In The Dark Knight Rises, the antagonist Bane broadcasts a speech where he announces the truth behind what Harvey Dent did as Two-Face, the lie behind the Dent Act that kept over 500 people in prison, and how these lies were told by Commissioner Gordon and the police force. He uses this opportunity as a “resignation” of all the police officers whom he saw as corrupt, and thus started a revolution. He encourages people to go to the prisons where the people locked up from the Dent Act and break them out, and also to cast out the rich people who were stepping on them their entire lives. It’s mainly Bane’s army of goons that does all this revolting while many people looked on in fear, though he still succeeds and successfully overthrows the corrupt government and big businessmen. Bane’s form of government isn’t any less corrupt, as it’s more of a dictatorship comprised of criminals for their own benefit than a government for the people.
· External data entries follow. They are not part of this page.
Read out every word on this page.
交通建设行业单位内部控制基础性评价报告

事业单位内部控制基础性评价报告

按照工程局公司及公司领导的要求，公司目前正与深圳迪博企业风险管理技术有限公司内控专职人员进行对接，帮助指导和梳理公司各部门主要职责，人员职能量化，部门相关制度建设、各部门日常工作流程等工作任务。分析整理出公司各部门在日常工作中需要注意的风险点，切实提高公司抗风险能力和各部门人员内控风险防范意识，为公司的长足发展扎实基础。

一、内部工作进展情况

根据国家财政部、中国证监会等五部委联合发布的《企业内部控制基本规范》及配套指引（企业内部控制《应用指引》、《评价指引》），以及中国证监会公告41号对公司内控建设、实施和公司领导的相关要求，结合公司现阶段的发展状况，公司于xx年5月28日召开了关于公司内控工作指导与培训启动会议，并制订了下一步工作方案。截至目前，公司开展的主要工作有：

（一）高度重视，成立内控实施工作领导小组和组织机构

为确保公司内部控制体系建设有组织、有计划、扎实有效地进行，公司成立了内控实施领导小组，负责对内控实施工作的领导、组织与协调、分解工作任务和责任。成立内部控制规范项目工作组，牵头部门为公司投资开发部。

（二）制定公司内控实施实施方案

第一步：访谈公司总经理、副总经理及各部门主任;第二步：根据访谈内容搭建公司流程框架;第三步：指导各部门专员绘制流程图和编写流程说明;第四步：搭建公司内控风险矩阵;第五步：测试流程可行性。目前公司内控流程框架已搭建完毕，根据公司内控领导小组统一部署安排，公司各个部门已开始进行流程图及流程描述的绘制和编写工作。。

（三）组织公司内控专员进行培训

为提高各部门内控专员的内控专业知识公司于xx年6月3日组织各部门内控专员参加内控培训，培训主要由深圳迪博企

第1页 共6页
This is where Animals and The Dark Knight Trilogy show their similarities to how they address the theme of civil unrest and revolution. They both tell a tale of a revolution against the powers they see as corrupt, only for the revolutionaries to follow the same corrupt path of those that came before them. They’re both stories of underdogs becoming the big dogs who’re just as corrupt as the guys they overthrew, essentially transforming the protagonists into the antagonists. However, while these two pieces share many similarities, they also differ in how their narrative is delivered and concludes

In The Dark Knight Trilogy, the revolution is commenced by an antagonist, Bane, and maintained through Bane and his henchmen, who are considered the bad guys. Eventually, Batman and the police, the good guys, team up and fight to overthrow the government led by the bad guys. They beat the bad guys and re-establish the way things used to be, this time without Batman, as it’s assumed he died saving the city. This is considered a happy ending where the good guys win and the government becomes less corrupt than it was previously, which overall is a good thing.
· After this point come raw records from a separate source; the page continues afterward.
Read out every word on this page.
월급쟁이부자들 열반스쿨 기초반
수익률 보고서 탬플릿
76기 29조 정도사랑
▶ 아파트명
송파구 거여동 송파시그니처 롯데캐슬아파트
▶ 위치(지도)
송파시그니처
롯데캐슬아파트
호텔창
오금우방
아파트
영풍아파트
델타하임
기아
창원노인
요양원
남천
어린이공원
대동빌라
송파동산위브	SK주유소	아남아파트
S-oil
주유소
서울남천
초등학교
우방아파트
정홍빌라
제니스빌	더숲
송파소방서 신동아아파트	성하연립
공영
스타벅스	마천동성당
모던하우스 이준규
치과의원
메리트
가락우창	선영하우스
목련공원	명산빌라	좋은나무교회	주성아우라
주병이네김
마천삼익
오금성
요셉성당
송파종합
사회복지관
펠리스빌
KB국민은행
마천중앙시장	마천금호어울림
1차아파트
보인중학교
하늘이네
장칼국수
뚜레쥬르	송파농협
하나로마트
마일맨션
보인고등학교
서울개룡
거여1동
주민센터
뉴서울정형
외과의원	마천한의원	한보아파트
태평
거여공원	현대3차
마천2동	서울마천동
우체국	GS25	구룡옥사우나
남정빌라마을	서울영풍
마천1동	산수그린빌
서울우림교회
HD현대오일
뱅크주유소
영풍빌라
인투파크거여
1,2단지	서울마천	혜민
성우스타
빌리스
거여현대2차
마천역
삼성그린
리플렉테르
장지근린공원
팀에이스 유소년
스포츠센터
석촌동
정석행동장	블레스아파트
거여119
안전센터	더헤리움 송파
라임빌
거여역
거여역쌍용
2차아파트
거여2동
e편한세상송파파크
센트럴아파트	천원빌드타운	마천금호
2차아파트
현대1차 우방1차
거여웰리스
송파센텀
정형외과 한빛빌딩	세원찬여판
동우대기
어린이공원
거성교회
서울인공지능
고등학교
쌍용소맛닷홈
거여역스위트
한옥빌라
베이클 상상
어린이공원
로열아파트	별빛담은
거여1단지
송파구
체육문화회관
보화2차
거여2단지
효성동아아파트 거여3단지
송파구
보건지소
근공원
On the other hand, in Animals, the dogs and pigs are portrayed as the antagonists, and the sheep are painted as the victims, i.e. the underdogs. When the last verse of the song Sheep begins, the instrumental picks up and the singing becomes up-beat. You hear that the sheep overthrew the corrupt dogs and pigs, and all of this makes the sheep out to be the protagonists of this “story”. However, the message is then twisted when the revolutionary sheep immediately begin to oppress the other sheep by threatening them to do as their told if they want to live. This shows a cycle of corrupt government led by corrupt leaders, as whoever gains power chooses to abuse it. This is a depressing ending, highlighting the futility of revolting and the unachievable dream of a non-corrupt government.
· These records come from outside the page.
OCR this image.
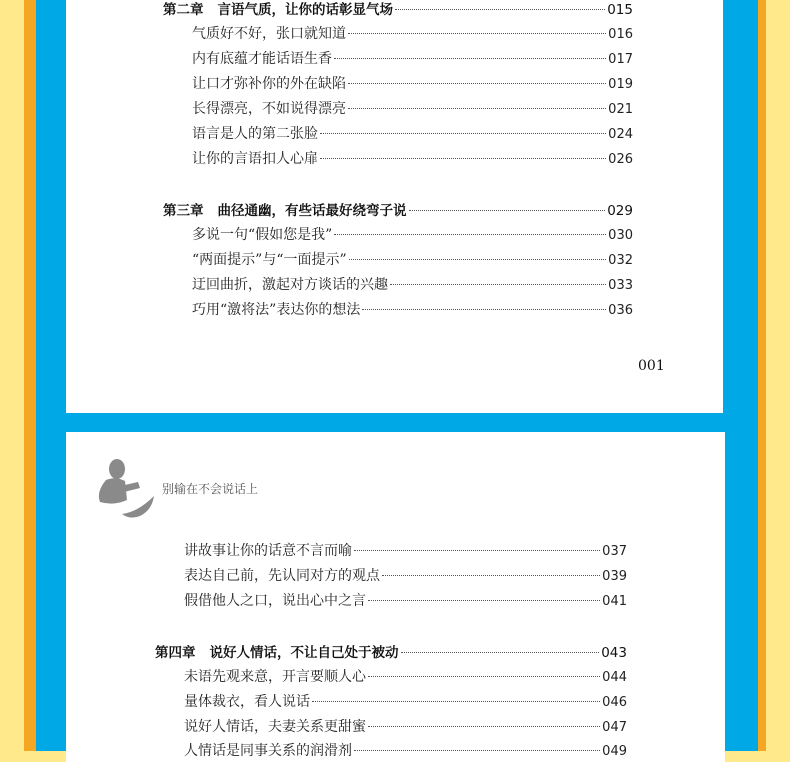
第二章 言语气质，让你的话彰显气场	015
气质好不好，张口就知道	016
内有底蕴才能话语生香	017
让口才弥补你的外在缺陷	019
长得漂亮，不如说得漂亮	021
语言是人的第二张脸	024
让你的言语扣人心扉	026
第三章 曲径通幽，有些话最好绕弯子说	029
多说一句“假如您是我”	030
“两面提示”与“一面提示”	032
迂回曲折，激起对方谈话的兴趣	033
巧用“激将法”表达你的想法	036
001
别输在不会说话上
讲故事让你的话意不言而喻	037
表达自己前，先认同对方的观点	039
假借他人之口，说出心中之言	041
第四章 说好人情话，不让自己处于被动	043
未语先观来意，开言要顺人心	044
量体裁衣，看人说话	046
说好人情话，夫妻关系更甜蜜	047
人情话是同事关系的润滑剂	049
In conclusion, Animals and The Dark Knight Trilogy comment on civil issues of their times and through this tells stories of revolutions. Both artifacts express tragic outcomes of revolutions by people oppressed by the system. While their narratives are similar, The Dark Knight Trilogy builds off Animals by introducing a happy ending to it’s revolution. Despite of this, both works effectively show how the system can fail it’s people leading to revolution.